E’ forse il più bel Tour della storia quello che si sta svolgendo in Francia e che ha
avuto un esauriente prologo in Italia. Ben disegnato tra alte montagne, cronometro
selettive, spazi per i velocisti e giorni di riposo, ha finora proposto un tridente
potenzialmente vincente i cui lati sono coperti da Pogacar, Evenepoel, Vingegaard.
Con Roglic ormai sostituito in gerarchia valutando il peso dei 35 anni ei un grave
infortunio. Tour con tanti eroi ma nessun protagonista italiano tanto che per sentire
una voce autorevole sull’evento il più intervistato è Vincenzo Nibali la cui vittoria
nella competizione risale a troppi anni fa. Si sapeva in partenza che ci sarebbe stata
poca rappresentatività con soli sette azzurri alla partenza e nessuna squadra in lizza
ma finora nessun colpo di coda, nessun inserimento in fughe importanti. Ciccone, lo
scalatore, ha finora assolto un compitino giudizioso ma poco estroso. E’ decimo in
classifica generale in quella anodina terra di nessuno dell’insignificanza. Il suo
ritardo non gli permette di sperare in particolari avanzamenti e d’altra parte lo
condiziona perché se va in fuga rischia l’immediata replica della maglia gialla. E gli
altri? Formolo, Bettiol, Moscon e Sobrero alimentano aurea mediocritas mentre
Mozzato e Ballerini sono semplici comparse non riuscendo neanche a inserirsi negli
sprint dove si sente la mancanza di un Milan. Dunque sul versante azzurro ci si
appresta a voltare pagina e a guardare con non eccessiva fiducia l’Olimpiade dove
non brilla più per raggiunti limiti di età la stella di Viviani mentre nella cronometro
individuale Ganna troverà fiori di concorrenza e rischia di rimanere fuori dal podio.

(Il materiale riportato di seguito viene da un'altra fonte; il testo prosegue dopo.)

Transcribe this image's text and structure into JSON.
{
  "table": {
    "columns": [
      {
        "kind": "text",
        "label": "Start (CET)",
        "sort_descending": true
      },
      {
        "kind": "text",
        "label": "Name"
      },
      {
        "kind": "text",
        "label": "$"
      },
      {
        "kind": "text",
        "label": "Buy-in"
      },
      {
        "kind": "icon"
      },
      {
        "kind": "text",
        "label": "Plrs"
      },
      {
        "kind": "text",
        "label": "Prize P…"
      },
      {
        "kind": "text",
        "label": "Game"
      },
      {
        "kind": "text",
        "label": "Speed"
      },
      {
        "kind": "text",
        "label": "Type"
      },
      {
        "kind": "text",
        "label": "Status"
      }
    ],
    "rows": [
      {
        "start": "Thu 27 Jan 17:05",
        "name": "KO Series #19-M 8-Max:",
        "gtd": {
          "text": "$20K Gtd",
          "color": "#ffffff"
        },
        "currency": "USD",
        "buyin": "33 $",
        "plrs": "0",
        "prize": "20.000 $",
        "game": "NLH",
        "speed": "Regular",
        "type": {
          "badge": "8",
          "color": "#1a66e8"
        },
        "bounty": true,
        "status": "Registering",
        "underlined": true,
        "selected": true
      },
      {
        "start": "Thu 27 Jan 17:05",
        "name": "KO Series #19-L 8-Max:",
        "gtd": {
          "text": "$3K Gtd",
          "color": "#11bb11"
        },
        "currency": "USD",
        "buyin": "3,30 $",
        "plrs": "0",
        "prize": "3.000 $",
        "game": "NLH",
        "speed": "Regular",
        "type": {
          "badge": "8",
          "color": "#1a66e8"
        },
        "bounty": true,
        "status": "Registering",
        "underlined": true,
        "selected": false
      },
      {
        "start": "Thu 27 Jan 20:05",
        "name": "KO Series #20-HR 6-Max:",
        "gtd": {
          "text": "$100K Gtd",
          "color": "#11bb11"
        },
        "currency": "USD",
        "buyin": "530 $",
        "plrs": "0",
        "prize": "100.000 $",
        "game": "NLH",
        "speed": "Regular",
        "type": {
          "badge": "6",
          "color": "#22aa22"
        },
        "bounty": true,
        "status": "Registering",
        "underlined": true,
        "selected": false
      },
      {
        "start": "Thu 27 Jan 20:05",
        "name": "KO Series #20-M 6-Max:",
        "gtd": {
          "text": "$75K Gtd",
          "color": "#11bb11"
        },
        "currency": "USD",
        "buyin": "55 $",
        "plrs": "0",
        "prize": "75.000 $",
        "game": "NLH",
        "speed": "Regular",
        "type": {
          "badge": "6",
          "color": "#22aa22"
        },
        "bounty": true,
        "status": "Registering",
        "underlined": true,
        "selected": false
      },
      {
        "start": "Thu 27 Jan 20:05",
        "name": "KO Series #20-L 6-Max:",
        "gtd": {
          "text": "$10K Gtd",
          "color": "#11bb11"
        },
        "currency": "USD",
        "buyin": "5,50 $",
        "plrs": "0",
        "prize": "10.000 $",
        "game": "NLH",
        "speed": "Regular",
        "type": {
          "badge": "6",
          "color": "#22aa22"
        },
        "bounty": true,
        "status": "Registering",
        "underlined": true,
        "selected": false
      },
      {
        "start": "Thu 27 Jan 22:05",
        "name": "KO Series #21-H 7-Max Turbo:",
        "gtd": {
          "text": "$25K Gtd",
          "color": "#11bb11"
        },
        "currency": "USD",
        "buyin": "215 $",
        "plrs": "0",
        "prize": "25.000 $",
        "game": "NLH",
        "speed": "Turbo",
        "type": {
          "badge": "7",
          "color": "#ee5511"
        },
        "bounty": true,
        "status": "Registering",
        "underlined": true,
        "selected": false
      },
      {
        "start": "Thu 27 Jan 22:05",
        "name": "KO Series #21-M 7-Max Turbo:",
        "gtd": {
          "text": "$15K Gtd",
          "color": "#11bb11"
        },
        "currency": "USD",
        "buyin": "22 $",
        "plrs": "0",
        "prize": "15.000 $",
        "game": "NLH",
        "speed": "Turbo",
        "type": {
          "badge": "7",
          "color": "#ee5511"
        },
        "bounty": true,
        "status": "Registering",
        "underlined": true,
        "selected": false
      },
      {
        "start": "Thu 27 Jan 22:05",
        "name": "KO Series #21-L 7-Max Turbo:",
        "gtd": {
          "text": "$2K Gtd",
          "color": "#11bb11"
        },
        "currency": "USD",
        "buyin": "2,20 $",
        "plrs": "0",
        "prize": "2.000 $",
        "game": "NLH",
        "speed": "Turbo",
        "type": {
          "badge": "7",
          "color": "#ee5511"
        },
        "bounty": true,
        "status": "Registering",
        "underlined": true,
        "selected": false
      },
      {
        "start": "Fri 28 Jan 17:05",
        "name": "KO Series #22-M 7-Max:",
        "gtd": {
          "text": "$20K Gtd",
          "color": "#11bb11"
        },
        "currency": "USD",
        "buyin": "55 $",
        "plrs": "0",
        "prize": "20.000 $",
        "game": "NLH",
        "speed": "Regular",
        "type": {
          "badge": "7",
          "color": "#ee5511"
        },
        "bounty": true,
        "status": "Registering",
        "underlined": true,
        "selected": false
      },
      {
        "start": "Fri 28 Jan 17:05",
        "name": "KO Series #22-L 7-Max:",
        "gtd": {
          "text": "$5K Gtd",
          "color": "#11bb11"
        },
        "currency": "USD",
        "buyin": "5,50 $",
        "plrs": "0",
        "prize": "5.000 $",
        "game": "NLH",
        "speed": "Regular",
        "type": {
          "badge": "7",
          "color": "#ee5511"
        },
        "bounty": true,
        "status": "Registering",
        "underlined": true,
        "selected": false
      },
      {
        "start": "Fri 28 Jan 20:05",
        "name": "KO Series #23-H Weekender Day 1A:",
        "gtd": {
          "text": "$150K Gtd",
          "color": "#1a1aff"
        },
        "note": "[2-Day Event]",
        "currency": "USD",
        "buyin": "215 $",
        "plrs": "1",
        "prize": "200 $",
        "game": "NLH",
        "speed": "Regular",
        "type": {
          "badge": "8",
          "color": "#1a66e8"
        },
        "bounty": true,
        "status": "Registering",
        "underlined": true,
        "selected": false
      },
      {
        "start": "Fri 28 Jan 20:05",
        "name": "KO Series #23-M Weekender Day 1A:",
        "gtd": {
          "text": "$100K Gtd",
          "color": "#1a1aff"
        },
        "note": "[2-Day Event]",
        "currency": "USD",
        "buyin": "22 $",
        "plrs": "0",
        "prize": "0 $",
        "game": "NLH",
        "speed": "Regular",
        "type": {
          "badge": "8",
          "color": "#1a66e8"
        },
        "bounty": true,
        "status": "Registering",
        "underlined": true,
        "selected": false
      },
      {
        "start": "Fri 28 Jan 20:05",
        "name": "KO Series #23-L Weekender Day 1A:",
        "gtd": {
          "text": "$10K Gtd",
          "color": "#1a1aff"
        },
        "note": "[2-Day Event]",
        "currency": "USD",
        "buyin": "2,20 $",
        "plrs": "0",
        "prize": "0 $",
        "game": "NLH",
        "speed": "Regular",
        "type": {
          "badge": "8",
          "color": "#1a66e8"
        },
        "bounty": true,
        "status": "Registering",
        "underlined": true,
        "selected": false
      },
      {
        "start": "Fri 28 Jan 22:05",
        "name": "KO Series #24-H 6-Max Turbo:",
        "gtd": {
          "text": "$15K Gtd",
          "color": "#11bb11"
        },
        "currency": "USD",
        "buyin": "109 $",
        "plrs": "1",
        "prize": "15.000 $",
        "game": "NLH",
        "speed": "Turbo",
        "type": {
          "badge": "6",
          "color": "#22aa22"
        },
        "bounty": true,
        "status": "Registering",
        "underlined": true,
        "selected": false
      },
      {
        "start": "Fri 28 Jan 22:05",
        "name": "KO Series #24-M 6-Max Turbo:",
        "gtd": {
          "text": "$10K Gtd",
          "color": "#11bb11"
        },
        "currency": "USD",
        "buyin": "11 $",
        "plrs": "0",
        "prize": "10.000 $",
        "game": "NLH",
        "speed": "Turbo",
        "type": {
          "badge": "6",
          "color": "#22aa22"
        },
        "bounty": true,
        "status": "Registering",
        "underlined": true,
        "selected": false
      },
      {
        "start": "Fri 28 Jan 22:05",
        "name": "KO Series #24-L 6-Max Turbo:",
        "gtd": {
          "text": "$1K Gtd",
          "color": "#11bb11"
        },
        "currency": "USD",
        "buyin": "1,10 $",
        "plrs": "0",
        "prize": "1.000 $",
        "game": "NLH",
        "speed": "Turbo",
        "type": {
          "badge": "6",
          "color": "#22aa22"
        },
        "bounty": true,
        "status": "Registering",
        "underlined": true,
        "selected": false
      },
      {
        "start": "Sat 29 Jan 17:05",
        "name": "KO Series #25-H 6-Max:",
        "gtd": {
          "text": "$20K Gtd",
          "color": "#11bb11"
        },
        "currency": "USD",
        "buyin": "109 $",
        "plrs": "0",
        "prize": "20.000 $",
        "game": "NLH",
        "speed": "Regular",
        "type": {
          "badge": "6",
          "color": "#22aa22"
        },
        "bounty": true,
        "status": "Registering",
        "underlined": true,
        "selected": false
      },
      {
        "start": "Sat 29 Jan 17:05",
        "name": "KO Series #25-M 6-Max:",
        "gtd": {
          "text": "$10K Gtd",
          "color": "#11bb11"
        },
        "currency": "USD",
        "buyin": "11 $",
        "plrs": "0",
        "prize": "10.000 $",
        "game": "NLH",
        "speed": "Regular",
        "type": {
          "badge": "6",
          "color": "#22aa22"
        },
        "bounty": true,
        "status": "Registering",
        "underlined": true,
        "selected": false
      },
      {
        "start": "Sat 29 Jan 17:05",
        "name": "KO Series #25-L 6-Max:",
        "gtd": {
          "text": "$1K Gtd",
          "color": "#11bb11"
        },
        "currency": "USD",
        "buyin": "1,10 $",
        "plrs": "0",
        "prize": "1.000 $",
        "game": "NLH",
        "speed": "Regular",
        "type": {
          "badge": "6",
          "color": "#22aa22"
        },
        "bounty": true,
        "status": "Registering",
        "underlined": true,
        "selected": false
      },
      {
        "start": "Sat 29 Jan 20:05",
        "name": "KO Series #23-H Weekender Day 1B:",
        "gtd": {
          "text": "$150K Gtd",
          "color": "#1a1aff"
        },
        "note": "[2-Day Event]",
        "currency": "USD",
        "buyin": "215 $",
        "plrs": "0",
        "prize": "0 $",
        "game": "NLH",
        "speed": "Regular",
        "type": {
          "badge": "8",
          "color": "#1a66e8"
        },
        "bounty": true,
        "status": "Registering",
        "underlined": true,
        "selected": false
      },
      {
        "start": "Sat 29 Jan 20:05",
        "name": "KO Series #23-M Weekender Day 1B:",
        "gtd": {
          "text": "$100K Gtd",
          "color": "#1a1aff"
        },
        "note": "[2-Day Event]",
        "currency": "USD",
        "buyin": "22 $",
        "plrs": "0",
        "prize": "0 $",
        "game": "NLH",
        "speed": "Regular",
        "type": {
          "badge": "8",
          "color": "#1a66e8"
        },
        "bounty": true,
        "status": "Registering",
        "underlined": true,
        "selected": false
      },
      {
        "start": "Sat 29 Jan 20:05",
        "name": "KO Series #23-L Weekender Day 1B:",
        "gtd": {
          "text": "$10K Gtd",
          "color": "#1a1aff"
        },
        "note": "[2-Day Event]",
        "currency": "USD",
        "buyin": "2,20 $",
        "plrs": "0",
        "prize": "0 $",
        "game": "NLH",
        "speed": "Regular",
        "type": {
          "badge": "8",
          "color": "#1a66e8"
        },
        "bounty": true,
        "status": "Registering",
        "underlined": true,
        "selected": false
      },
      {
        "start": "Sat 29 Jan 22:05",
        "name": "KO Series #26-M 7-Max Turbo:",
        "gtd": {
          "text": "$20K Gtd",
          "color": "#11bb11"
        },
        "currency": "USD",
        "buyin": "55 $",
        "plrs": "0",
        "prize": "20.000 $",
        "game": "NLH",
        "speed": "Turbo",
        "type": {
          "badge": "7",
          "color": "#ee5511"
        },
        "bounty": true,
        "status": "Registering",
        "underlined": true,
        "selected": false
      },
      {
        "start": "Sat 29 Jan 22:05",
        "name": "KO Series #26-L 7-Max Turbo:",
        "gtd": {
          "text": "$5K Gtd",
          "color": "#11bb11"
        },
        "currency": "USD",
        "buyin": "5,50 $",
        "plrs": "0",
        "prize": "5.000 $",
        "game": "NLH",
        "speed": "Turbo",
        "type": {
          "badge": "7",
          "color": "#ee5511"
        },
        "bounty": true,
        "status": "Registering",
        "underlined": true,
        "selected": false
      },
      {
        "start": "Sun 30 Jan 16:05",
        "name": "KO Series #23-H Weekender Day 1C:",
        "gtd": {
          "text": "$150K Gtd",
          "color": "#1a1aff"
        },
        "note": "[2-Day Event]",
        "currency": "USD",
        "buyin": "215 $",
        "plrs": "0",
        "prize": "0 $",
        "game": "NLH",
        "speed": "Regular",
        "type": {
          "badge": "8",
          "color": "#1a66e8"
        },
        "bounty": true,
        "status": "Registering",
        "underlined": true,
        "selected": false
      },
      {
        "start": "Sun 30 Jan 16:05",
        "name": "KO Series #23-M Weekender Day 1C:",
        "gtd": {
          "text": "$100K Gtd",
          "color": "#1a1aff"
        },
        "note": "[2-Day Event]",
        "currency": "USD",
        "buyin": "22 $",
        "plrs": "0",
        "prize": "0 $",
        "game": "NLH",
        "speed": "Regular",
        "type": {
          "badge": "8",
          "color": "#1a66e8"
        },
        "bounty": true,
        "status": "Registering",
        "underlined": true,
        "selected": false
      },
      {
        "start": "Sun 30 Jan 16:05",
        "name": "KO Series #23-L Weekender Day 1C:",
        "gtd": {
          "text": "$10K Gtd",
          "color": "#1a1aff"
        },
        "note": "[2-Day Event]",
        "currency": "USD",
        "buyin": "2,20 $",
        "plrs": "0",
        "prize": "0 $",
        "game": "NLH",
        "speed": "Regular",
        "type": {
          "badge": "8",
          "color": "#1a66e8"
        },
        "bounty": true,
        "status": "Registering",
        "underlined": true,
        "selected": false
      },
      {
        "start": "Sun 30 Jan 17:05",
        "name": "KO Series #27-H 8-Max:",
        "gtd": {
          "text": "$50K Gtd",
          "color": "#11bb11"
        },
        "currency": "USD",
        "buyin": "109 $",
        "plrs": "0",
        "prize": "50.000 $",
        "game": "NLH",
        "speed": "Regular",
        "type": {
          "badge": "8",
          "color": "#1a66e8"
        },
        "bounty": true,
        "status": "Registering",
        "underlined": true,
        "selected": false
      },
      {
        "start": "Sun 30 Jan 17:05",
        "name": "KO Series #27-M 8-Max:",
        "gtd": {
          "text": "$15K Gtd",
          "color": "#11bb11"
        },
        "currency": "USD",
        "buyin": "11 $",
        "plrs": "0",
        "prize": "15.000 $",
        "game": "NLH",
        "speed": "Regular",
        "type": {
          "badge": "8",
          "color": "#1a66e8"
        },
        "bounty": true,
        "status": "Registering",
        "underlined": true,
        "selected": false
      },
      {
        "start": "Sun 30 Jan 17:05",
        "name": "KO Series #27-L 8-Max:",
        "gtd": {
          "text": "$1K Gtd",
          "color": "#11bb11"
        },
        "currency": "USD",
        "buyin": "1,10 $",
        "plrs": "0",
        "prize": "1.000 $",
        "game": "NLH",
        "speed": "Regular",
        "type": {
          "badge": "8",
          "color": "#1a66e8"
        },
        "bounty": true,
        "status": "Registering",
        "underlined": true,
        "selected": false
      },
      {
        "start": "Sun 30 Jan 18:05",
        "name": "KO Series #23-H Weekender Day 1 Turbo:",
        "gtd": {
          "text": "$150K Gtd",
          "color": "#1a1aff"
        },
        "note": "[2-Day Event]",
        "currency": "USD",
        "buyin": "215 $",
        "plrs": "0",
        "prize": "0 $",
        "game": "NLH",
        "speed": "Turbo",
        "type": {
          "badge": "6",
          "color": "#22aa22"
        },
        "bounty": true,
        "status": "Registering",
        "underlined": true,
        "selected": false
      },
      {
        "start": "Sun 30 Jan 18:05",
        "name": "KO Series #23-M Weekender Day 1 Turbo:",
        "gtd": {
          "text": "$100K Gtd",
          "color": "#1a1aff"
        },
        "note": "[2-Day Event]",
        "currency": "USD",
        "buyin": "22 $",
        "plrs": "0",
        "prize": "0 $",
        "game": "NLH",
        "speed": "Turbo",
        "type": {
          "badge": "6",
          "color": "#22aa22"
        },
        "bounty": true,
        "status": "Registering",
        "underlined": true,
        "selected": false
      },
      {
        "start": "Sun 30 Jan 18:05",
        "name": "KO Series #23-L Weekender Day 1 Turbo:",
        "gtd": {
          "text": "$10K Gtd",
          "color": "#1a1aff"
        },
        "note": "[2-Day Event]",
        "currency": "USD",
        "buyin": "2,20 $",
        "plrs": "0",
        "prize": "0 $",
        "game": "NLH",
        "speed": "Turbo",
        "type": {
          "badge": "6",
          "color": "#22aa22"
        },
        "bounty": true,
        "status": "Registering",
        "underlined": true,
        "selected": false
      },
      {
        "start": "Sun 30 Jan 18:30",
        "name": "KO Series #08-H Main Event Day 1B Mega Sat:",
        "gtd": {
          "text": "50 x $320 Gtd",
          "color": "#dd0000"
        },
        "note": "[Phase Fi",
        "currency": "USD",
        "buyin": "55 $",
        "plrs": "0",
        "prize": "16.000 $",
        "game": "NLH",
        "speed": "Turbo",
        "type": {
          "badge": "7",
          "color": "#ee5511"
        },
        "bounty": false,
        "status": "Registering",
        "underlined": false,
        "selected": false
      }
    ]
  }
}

Consoliamoci con l’esperta Longo Borghini che finora ha tenuto meritoriamente a
bada le avversarie nel Giro Woman ma ora affronta la prova del fuoco di salite che
dovrebbero sconvolgere la classifica dopo tappe di assaggio. La crisi del nostro
ciclismo è irreversibile? I Giochi di Parigi daranno una prima risposta.